The fundamental principle of freedom could thus be stated like this: no one person, or group of people, has an authority, natural or otherwise, over any other person without that person’s consent. And that principle is reciprocal.
If each and every person recognized that their own freedom demands that they recognize the same freedom for others, the world would be a very different place. And from that principle emerges the obligation that everyone refrain from exercising their freedom in such a way as to interfere with the freedom of others.
Regrettably, however, there are those whose vanity, arrogance, and ignorance, compels them to believe that they are endowed with some natural authority over their fellow man, and they cannot resist the temptation to share with the rest of us their unbounded ‘wisdom’. And those who resist should be brought into submission to their will.
These people see freedom as a threat to be regulated, and they construe authority as a power, not an obligation; a power to suppress freedom, not an obligation to preserve it.
And although there can be no doubt that the intention behind the Constitution and the Bill of Rights was to preserve individual freedom, and subordinate government to that end, the weaknesses in the structure of the Constitution, and the failure to fully define the principle of freedom that underlies the rights to life, liberty, and the pursuit of happiness, have exposed the Constitution to exploitation and manipulation by those who perceive it to be nothing more than an inconvenience and irritation to their machinations.
That is the Liberal Fundamentalist Brief.

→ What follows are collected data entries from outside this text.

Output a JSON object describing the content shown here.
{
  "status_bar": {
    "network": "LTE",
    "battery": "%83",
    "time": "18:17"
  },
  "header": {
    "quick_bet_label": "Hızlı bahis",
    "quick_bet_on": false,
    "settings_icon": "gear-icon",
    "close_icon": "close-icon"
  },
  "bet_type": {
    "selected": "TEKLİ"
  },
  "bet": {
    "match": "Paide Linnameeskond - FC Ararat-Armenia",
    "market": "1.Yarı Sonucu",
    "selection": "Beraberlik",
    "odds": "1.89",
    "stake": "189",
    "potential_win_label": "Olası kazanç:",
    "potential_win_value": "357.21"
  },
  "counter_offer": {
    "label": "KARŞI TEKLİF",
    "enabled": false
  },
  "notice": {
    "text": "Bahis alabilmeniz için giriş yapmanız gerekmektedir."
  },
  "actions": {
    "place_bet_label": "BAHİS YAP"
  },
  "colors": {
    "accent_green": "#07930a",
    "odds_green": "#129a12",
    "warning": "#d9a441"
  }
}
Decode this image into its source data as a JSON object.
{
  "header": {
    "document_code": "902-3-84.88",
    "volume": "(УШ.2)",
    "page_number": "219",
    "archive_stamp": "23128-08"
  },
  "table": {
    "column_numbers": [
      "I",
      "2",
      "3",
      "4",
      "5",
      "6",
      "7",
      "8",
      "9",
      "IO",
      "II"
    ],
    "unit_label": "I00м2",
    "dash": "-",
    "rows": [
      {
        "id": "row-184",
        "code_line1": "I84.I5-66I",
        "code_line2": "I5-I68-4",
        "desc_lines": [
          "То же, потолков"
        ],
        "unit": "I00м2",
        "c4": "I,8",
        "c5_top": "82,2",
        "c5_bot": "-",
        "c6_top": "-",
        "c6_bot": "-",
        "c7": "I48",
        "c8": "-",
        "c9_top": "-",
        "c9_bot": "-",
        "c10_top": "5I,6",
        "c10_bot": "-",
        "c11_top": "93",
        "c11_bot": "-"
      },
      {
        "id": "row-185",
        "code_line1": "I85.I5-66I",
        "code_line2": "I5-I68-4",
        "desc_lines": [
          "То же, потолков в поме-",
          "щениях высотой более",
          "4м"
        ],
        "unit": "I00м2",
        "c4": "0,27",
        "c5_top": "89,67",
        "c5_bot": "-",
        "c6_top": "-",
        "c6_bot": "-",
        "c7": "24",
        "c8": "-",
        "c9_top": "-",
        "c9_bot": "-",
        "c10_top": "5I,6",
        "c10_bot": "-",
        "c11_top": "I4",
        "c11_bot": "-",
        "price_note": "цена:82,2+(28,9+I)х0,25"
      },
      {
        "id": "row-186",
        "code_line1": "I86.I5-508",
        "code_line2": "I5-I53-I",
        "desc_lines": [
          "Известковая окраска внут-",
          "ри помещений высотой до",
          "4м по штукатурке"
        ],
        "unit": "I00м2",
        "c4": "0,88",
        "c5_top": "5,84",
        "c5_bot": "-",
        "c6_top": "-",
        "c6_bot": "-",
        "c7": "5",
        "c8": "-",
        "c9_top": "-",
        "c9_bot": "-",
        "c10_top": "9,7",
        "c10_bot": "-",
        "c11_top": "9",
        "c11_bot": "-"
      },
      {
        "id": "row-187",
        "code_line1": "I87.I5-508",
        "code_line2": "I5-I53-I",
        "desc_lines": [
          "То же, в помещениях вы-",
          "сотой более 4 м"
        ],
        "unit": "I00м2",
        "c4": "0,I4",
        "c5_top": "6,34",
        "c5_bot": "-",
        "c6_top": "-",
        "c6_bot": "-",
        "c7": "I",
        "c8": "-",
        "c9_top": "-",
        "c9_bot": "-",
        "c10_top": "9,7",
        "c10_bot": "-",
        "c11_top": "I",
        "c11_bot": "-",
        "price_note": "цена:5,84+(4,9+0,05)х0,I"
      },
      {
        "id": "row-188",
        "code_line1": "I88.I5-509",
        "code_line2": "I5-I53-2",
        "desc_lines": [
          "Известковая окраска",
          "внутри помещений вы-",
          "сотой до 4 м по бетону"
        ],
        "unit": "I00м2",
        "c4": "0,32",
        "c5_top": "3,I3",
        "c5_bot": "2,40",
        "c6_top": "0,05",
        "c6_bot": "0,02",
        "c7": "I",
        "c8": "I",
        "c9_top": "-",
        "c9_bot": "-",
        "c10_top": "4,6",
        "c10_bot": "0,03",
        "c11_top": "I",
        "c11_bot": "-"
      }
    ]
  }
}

And as a ‘constitutional professor’, it is a brief Obama has mastered, and one which the Republican Establishment, despite all its virtuous noise, passively follows.
But true conservatives should not be deluded into believing that the end of Obama’s term in office, or even a Republican victory in forthcoming elections, will push back the Liberal Fundamentalist course the United States is now on.
Conservatives still have a mountain to climb. Before they challenge the Democratic Establishment, they must discipline the Liberal Fundamentalists in the Republican Party, and they will face a formidable machine of disinformation and entrenched interests. So their message must be simple and compelling. They must place before the people “the common sense of the subject, in terms so plain and firm as to command their assent.” And central to that message must be the fundamental principle of freedom, and the importance of the family.
Dave Brat of Virginia has provided a model; others in the conservative movement must take up the challenge. The stakes are just too high for complacency.